Der Auftakt zum Imagewechsel ist getan: Neben einer Kunstausstellung mit dem Titel „Erotik in Bild und Form“ hat „Na Sowas“ mit dem Auftritt Elmar Nettekovens den ersten Kulturabend veranstaltet. Der Kontakt entstand durch Zufall: Der Bruder des gebürtigen Bölkumers machte mit einer Wandergruppe Rast in der kleinen Kneipe an der Landstraße 312. Die Café-Betreiber kamen mit dem Gast ins Gespräch und erwähnten ihren Plan vom Kulturprogramm - und die Idee zum Balladenabend war geboren. Elmar Nettekoven erklärte sich spontan bereit, in Ruppichteroth ein „Heimspiel“ zu geben - und sein Name lockt die Zuschauer schließlich so zahlreich in den kleinen Biergarten, das Barbara Müller und Ralf Drittner mit der Bestuhlung kaum noch nachkommen.

Vollkommen will das Duo den Ruf seiner kleinen Kneipe allerdings nicht umkrempeln - trotz des neuen Schwerpunktes auf Kultur- und Seminarveranstaltungen verstehen sich die Betreiber von „Na Sowas“ auch weiterhin als klassischer Anlaufpunkt für Motorradfahrer, Spaziergänger und Wanderer. „Ich liebe meine Jungs“, witzelt Barbara Müller in Anspielung auf ihre Stammkundschaft, die durchreisenden Biker.
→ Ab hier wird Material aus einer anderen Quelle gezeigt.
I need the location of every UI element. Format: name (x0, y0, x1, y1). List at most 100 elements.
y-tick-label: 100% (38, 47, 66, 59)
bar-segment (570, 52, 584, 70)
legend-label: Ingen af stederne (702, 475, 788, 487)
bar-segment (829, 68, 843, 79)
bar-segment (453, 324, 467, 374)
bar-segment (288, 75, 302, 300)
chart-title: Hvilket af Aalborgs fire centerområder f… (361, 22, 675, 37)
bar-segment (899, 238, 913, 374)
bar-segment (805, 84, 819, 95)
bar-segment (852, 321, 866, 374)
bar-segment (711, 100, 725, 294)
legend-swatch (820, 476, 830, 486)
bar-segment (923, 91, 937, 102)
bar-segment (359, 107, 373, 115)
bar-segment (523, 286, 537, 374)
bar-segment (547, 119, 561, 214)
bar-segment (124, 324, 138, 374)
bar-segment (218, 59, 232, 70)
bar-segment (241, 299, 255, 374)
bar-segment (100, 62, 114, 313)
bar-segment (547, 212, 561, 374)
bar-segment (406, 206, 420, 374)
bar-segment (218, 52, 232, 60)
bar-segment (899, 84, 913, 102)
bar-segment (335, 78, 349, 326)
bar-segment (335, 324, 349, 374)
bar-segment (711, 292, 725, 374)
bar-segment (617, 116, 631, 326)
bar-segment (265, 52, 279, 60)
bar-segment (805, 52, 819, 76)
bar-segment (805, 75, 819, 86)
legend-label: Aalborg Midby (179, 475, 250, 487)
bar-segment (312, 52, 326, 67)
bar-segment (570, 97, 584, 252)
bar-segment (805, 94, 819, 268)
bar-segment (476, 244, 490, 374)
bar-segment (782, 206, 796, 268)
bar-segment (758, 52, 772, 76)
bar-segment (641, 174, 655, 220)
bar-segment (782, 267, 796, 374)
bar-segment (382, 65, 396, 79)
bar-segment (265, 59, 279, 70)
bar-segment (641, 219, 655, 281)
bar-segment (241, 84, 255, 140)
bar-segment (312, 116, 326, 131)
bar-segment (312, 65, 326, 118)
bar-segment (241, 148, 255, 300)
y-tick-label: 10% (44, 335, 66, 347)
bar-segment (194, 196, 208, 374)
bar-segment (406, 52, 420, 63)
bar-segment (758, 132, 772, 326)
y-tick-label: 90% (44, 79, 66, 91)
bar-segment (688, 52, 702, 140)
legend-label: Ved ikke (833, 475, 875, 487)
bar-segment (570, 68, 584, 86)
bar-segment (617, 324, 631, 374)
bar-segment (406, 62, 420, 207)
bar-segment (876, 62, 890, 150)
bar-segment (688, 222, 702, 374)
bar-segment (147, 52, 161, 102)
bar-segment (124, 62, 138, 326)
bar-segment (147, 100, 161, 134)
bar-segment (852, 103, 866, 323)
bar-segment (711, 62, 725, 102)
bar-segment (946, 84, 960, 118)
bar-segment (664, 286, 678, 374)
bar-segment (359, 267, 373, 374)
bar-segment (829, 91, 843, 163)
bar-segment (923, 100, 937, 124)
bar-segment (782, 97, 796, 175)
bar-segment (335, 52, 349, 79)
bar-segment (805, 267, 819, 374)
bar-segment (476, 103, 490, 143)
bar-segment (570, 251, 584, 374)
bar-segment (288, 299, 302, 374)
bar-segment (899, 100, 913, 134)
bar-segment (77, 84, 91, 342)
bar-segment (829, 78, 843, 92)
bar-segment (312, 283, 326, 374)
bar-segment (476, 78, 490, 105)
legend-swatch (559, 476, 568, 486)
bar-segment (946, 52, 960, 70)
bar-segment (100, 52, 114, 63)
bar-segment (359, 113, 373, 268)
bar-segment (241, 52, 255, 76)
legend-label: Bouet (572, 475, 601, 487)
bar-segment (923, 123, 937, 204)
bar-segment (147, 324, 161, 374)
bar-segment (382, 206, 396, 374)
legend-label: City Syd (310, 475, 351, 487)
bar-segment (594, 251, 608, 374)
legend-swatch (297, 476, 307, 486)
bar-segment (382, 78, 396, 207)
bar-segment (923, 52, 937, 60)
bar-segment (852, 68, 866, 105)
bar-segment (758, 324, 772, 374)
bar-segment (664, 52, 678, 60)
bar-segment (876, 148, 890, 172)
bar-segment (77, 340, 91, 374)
Auch die Kulturabende verlaufen eher ländlich-rustikal als vergeistigt: Elmar Nettekovens Auftritt findet im Garten bei Lagerfeuer statt, die Gäste sitzen auf Bierbänken und Holzstühlen, serviert wird Kölsch. Wer friert, bekommt eine Wolldecke. Kultur zum Anfassen wünschen sich die Ideengeber des Konzeptes. Im alten Schulgebäude, in dem die Betreiber auch ihren Wohnsitz haben, sollen künftig Seminare ihren Platz finden. „Wir planen Vorträge über alles Mögliche, von Weinproben über Fotokurse und Malworkshops bis hin zu Feng-Shui-Seminaren“, kündigt Ralf Drittner an.

Mit dem neuen Konzept ist sich der 49 Jahre alte Drittner sicher, die passende Idee für seinen kleinen Betrieb gefunden zu haben. Der gebürtige Kölner kaufte die alte Schule 1989, fünf Jahre später stieg Barbara Müller mit ein. 2004 wurde aus dem früheren Pausensaal ein Raum für Cafégäste - „Na Sowas“ war geboren. Nun soll auch der alte Klassenraum nach mehr als 40 Jahren erstmals wieder Lernende beherbergen. Außergewöhnliche Ideen sollen Einheimische und Gäste künftig nach Hambuchen locken - als nächstes planen die Besitzer eine Kulturnacht im Mondschein. „Der Vollmond verschwindet in einer lauen Sommernacht hinter den Wolken, zu Harfenmusik“, schwärmt Ralf Drittner. Schöngeistiges, „Made in Ruppichteroth“. Auch für Motorradfahrer.